WANYAMWESI (anche, Banyangwezi, Banyamwezi)
Popolazione bantu stanziata nella regione dell'Unyamwesi del territorio del Tanganica (Africa orientale).
Appartengono alla razza negra, sono di statura media, muscolosi, generalmente di pelle oscura, il viso è relativamente sottile. Il naso e le labbra sottili rivelano infiltrazioni di elementi camitici (Wahima, Watussi), evidenti particolarmente nelle famiglie dei capi. Attualmente quasi tutte le tribù si dedicano principalmente all'agricoltura alla zappa e all'allevamento del bestiame, per lo meno là dove la mosca tsè-tsè non l'ha distrutto. La sorveglianza degli armenti di zebù viene generalmente affidata a pastori Wahuma, immigrati dall'Urundie dall'Uha. I Wanyamwesi abitano in capanne cilindriche con tetti sferici, spesso di ampie dimensioni, o in costruzioni a forma di tembe (la temba più semplice, alta due metri, profonda al massimo tre e di varia lunghezza, ha la forma di un carro da trasporto ricoperto da un tetto a vòlta o ad uno spiovente. Le pareti sono di travi, ricoperte di un intreccio rivestito d'argilla. Il cortile della "temba" serve da chiuso al bestiame. Prima che venissero introdotti tessuti europei, gli uomini portavano un grembiule di cuoio pendente davanti e di dietro, le donne uno scialle di corteccia avvolto ai fianchi; nelle regioni meridionali si confezionavano anche grezze stoffe di cotone tessute a mano.
La vita sociale assume presso i Wanyamwesi forme patriarcali o matriarcali.

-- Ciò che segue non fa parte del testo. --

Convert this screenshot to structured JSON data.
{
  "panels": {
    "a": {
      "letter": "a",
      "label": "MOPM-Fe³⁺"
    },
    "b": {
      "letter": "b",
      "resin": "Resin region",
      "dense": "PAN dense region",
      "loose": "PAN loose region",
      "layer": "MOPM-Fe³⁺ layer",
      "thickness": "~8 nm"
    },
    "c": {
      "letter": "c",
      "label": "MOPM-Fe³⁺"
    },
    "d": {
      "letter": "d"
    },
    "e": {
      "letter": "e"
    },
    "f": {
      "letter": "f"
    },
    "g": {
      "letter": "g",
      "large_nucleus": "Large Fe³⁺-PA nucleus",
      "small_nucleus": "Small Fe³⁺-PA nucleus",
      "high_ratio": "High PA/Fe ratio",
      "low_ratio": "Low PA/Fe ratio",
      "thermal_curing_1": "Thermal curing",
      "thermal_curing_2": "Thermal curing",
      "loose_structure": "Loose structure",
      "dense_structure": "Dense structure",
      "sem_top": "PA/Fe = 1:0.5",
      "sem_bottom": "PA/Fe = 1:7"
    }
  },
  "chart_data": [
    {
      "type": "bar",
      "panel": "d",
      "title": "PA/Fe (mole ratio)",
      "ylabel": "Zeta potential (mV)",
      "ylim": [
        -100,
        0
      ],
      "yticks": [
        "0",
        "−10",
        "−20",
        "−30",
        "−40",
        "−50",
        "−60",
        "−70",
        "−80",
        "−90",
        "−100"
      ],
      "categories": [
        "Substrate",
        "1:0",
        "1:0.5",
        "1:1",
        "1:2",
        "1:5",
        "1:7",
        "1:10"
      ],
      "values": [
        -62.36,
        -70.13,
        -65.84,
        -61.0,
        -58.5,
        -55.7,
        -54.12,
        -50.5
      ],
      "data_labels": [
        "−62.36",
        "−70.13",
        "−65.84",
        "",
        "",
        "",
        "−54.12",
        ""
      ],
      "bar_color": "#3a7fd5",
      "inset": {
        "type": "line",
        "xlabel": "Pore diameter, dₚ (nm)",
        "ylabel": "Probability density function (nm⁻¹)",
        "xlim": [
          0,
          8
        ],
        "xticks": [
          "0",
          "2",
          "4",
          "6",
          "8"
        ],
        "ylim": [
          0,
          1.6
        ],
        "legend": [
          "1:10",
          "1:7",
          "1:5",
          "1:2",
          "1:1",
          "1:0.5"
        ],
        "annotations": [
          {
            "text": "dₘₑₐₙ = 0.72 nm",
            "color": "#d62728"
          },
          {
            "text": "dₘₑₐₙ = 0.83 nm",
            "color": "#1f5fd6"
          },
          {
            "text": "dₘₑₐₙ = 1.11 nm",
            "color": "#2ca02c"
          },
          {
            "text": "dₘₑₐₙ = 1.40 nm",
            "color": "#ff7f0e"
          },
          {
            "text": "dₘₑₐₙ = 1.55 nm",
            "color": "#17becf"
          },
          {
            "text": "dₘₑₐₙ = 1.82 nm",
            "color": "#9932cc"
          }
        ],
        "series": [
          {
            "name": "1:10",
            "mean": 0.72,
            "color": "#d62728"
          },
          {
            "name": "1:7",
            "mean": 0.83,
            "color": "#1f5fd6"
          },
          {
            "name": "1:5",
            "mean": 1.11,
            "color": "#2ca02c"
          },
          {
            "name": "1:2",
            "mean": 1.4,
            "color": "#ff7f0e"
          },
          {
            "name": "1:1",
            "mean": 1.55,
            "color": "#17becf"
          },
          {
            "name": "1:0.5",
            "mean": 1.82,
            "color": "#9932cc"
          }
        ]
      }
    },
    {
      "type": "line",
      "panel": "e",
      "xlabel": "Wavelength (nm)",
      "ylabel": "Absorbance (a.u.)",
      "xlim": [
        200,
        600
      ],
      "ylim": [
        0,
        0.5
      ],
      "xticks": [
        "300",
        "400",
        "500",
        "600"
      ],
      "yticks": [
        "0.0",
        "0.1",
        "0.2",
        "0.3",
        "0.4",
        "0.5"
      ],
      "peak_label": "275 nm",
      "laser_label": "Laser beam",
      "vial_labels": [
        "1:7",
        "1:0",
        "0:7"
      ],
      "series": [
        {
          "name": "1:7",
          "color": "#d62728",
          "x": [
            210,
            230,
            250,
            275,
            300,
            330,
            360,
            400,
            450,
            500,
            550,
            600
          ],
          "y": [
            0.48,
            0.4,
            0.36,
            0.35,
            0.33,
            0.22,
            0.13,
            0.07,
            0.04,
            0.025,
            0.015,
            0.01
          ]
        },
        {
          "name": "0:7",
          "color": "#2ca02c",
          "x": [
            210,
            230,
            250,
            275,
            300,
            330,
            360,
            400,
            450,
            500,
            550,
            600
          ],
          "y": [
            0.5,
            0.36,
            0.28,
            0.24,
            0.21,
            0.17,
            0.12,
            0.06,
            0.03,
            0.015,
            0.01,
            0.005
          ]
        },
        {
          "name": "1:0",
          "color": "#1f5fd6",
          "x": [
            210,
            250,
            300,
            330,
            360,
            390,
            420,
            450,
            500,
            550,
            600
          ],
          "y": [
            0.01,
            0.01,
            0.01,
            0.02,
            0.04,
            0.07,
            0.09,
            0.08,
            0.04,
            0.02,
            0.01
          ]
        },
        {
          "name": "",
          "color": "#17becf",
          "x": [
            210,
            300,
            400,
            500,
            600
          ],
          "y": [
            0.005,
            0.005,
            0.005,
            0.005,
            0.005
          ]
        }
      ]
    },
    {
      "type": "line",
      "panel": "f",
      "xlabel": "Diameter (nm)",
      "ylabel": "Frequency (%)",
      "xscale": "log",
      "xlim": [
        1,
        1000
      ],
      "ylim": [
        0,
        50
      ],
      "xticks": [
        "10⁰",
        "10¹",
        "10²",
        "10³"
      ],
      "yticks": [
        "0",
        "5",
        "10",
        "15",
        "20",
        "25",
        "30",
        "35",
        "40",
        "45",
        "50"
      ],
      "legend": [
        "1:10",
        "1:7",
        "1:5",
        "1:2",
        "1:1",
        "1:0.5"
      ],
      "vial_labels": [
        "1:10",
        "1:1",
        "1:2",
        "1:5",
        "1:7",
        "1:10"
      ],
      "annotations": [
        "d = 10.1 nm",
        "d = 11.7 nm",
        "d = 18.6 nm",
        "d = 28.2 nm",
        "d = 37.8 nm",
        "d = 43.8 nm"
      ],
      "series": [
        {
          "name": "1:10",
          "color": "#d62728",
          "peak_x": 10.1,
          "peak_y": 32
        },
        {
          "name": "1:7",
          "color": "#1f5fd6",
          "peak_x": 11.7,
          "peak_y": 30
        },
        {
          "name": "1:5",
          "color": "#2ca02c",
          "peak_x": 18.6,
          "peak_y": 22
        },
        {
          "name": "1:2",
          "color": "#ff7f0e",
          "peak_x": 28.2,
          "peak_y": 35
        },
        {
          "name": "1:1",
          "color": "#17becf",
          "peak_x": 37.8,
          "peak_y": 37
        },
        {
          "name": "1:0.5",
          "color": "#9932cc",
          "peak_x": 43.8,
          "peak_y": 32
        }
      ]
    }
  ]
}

La religione si compone principalmente di un culto intensivo degli antenati, con rappresentazioni totemiste. Possedere lo stesso totem è considerato un impedimento al matrimonio (esogamia); i totem vengono anche venerati. Oltre al culto degli avi, la fede nella magia sotto varie forme ha grande importanza nella vita religiosa.
Bibl.: F. Stuhlmann, Mit Emin Pascha ins Herz von Afrika, Berlino 1894; id., Beiträge zur Kulturgeschichte von Ostafrika, ivi 1909; P. Fr. Bösch, Les Banyamwezi, Münster in W. 1930; W. Blohm, Die Nyamwezi, I, Land und Wirtschaft, Amburgo 1931; II, Gesellschaft und Weltbild, ivi 1933.